Video games can bring benefits to physical and mental health provided we don’t loose sight of the boundaries between use and abuse

The appeal of ‘pokemon go’, unlike other games, lies in the fact that it reflects our real world in an almost perfect virtual world. This makes it very attractive.

 Why are these new video-games so addictive? Which factors have an influence on this?

Generally, one starts playing because of entertainment and curiosity, but when it becomes an uncontrollable impulse then it is no longer a game and becomes an addiction. What can lead us to this kind of situation? Usually anything appealing our senses can be very attractive to us: colours, lights, music. When one starts playing, we aim at reaching a goal (the next level), which at the beginning of the game is easy and this motivates us to go a bit further to reach the next goal. This becomes a continuous motivation and so on. This sense of achieving a goal is constant and we can get totally involved in the game and in a vicious circle.

 

For a few months, we have been non-stop hearing about “pokemon go,” one of these games that require leaving our home and interacting with other users. What are the changes compared to the past?

I believe that the main change in this game in comparison with previous ones is that it reflects the real world in an almost perfect virtual world. Players can view these ‘Pokemons’ with augmented reality in this real world.

 

How much is competitiveness and how much interrelation is there in this kind of games?

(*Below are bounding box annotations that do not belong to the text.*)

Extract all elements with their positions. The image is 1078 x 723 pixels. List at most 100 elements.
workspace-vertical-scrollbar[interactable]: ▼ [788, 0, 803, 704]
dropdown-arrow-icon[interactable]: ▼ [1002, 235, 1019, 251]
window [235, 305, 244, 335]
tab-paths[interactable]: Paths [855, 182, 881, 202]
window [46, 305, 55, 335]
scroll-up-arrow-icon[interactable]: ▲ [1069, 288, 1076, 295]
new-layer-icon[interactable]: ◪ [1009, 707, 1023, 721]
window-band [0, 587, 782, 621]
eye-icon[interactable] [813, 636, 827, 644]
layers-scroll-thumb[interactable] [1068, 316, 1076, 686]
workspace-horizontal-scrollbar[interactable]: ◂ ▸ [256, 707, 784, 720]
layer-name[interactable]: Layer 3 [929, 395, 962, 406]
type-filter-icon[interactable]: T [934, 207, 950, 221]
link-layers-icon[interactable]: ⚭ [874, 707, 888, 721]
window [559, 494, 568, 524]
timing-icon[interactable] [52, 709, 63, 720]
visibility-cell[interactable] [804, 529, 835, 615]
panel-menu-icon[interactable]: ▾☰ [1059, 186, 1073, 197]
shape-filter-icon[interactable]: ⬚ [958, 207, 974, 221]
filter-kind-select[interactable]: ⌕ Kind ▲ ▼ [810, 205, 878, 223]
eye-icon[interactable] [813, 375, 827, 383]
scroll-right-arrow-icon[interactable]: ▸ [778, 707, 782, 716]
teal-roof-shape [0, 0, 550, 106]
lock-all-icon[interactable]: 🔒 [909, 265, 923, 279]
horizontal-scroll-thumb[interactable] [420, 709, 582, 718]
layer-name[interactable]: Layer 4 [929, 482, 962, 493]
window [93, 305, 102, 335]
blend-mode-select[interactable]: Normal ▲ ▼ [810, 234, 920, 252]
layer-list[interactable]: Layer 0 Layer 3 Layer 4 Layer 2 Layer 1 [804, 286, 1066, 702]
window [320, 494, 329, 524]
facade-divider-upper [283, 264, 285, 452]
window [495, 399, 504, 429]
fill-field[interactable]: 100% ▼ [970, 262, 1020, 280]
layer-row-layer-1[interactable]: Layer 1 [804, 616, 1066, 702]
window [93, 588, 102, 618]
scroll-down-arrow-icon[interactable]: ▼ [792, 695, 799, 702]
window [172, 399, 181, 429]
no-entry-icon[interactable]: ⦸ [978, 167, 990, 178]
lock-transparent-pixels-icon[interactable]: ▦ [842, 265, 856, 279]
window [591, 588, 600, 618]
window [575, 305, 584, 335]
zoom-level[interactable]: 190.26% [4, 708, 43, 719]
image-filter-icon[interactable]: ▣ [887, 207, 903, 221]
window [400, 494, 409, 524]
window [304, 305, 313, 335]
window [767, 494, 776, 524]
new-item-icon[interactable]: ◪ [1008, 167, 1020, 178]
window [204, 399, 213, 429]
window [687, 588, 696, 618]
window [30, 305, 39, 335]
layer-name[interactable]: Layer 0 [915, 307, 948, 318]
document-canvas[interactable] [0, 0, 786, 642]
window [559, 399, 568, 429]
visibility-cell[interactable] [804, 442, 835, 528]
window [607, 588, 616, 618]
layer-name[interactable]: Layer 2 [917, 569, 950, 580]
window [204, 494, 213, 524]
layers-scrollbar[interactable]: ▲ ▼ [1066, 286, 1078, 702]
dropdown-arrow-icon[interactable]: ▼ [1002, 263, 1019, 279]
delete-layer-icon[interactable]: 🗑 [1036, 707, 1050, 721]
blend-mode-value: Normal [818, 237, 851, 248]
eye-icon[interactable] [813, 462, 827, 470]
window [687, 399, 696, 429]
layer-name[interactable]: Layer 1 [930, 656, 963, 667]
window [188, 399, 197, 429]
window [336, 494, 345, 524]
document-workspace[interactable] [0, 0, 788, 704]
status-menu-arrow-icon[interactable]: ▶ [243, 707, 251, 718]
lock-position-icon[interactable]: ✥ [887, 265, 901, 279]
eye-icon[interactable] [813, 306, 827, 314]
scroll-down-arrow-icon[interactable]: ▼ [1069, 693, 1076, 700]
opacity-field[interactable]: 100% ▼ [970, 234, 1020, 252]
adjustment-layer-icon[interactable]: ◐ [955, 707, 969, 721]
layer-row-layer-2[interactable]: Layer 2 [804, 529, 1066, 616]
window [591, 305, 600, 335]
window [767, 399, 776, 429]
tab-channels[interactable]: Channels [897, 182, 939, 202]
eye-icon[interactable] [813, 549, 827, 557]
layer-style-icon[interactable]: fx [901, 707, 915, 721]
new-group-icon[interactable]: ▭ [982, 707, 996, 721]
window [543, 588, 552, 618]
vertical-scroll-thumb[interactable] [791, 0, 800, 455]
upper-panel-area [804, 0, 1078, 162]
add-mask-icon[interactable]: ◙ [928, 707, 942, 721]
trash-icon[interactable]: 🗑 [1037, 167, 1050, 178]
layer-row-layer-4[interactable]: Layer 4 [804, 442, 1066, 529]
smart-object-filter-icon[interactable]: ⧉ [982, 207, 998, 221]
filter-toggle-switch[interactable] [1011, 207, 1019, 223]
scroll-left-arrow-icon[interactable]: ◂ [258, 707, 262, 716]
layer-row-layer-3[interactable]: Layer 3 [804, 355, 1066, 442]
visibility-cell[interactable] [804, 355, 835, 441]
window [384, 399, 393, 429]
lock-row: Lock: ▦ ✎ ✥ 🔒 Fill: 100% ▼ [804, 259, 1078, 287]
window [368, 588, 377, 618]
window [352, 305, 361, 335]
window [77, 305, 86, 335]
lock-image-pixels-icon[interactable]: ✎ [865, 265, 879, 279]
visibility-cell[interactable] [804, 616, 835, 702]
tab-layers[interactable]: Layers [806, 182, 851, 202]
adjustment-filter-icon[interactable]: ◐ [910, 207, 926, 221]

Human beings are social and competitive by nature. This fact has a great influence in the success of this game. As regards the social part of the game, interaction with other players both known and unknown adds to the appeal and interest of the game- Regarding competitiveness (intrinsic in human beings), we must consider that we like to participate and win. A magnified feeling when we get so close to reality.

 

And there is the nostalgic element, a way to rescue that time when we were happier, a feeling we associate to certain games…

Of course, usually, we remember our childhood as a time in which we were very happy, problems were given less importance and we looked at life differently. Therefore, anything that brings us back to that time could make us feel like recreating that happiness.

 

Some experts attribute health benefits to games, both physical and mental, as long as we do not get addicted to them. Do you share this idea?

I think it depends on many factors: time spent, the way you play, the type of game, the player profile, etc … Being aware of the boundaries between use and abuse is essential because video games can indeed provide certain benefits to our physical and mental health.